Avukat Çağdaş Karaoğlan, trafik kazalarında malul kalanların rapor alabilmesi için 1 yıl beklemesine gerek kalmayacağını söyledi.
Trafik kazaları sebebiyle zarara uğrayan hak sahiplerinin sigorta şirketlerinden birtakım tazminat alacakları bulunduğunu belirten Avukat Çağdaş Karaoğlan, bu tazminatlara ilişkin sigorta şirketleri tarafından ödeme yapılmadığında, yahut eksik ödeme yapıldığında hak sahiplerinin mecburen dava yoluna başvurmak zorunda kaldığını dile getirdi. Sigorta tazminatlarına ilişkin uyuşmazlıklarda maluliyet raporlarından hesaplama yöntemlerine kadar belirsizliğini koruyan konulardan bir kısmının da hala çözüme kavuşmadığını sözlerine ekleyen Karaoğlan, Sigorta Tahkim Komisyonu tarafından yükün büyük kısmının üstlenilmesine rağmen Ticaret Mahkemelerindeki dosyaların büyük bir kısmının bu davalardan oluştuğunu, ancak bu konuda sevindirici gelişmelerin de yaşandığını belirtti. "İyileşme süresi neye göre belirleniyor"
Avukat Çağdaş Karaoğlan, "Yaşanan trafik kazası sonrası vücudunda kemik kırığı yahut kalıcı iz kalan kişi, bu sakatlığın vücudunda kalıcı olup olmadığını kanıtlayabilmek için hali hazırda üniversitelerin adli tıp kürsülerinden rapor alması gerekmektedir. İşte burada bu raporların ne zaman alınması gerektiği, hangi yaralanmalarda ne kadar süre beklenmesi gerektiği uygulamada büyük bir soru işareti olarak karşımıza çıkıyor. Yanlış alınan bir rapor sebebiyle yargılamalar da bir hayli uzayabiliyor. Vücuttaki yaralanmaya göre değişen bu süreçleri 19 Şubat 2019 tarihinde yürürlüğe giren Erişkinler İçin Engellilik Değerlendirmesi Hakkında Yönetmelik hükümleri doğrultusunda basitçe özetlemeye çalışalım" dedi. "Yaralanmanın vücuttaki yerine göre iyileşme süreleri farklılık gösterebiliyor"

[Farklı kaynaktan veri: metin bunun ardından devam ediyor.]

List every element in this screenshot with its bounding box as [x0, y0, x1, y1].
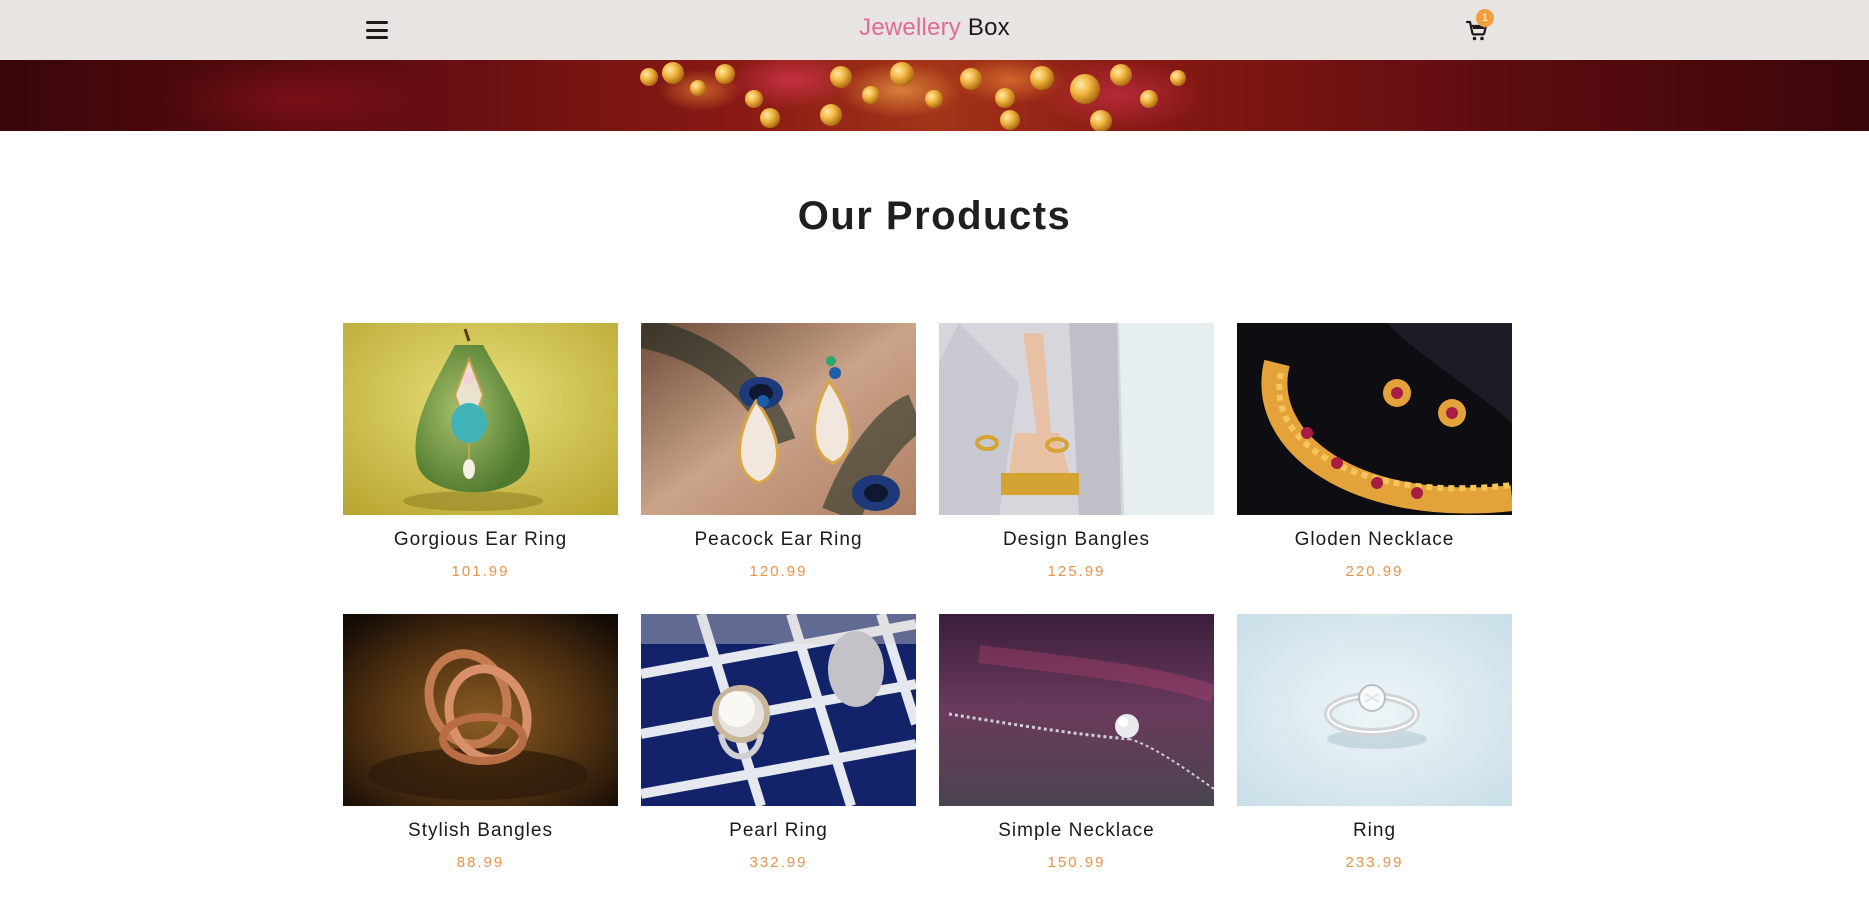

Karaoğlan, "Yürürlükte bulunan yönetmelik gereğince alt ekstremite olarak tanımlanan kalça, bacak ve ayak kemiklerinde meydana gelen kırığın iyileşme süreci, bir diğer üslup rapor düzenlenebilmesi için beklenme süresi en az 12 aydır. Buna karşılık üst ekstremite olarak tanımlanan kol ve el kemiklerine ait kırıklarda iyileşme süreci en az 6 ay olmasına rağmen mahkemelerde farklı kararlar verilebiliyordu. Nihayet Yargıtay bu konudaki belirsizliği gidermiş oldu. Bu süreler yalnızca yönetmelik hükümleri ile değil, yönetmeliğin Yargıtay tarafından yorumlanması ve içtihat haline getirilmesi ile uygulama kazanmıştır. Biraz daha karmaşık olan husus ise omurgaya ait yaralanmalardır. Omurgaya ait kırıklarda iyileşme süresi yönetmelikte her ne kadar 12 ay olarak belirlenmişse de, Yargıtay 4. Hukuk Dairesi tarafından 2023 yılında verilen karar ile, omurgada meydana gelen yaralanmada “kortikospinal bulgu” (sinirsel) bulunmaması halinde rapor düzenlenmesi için 12 ay beklenmesi gerekmediğine hükmedilmiştir" ifadelerini kullandı. Kortikospinal bulguya ise çok istisna olarak rastlandığını belirten Karaoğlan, omurgaya ait yaralanmalarda bu istisnai durum oluşmaması halinde iyileşme sürecinin yine en az 6 ay olarak karşımıza çıktığını dile getirdi. Sözlerine devam eden Çağdaş Karaoğlan, “Özetlemek gerekirse yaralanmalara ait maluliyet raporlarının temin edilebileceği minimum süreler kalça, bacak ve ayak kemiklerinde 12 ay, el, kol ve köprücük kemiklerinde 6 ay ve omurga kemiklerinde (kortikospinal bulgu olmaması halinde) 6 ay olarak uygulanması gerekmektedir. Sigorta Hukukçuları olarak hem dosyaların sürüncemede kalmaması hem de trafik kazası sebebiyle zaten mağdur olan hak sahiplerinin bir de yargılama sürelerinden mağdur olmamaları için bu hususlara dikkat etmelerini tavsiye ediyoruz. Daha önceden rapor almak için 12 ay beklenmesi yönünde kararlar varken, Yargıtay son verdiği kararında üst ekstremite kırıklarında 6 ay beklenmesinin yeterli olduğuna karar vererek bu konuda uygulamada yaşanan kafa karışıklığına bir çözüm getirmiş oldu" diye konuştu.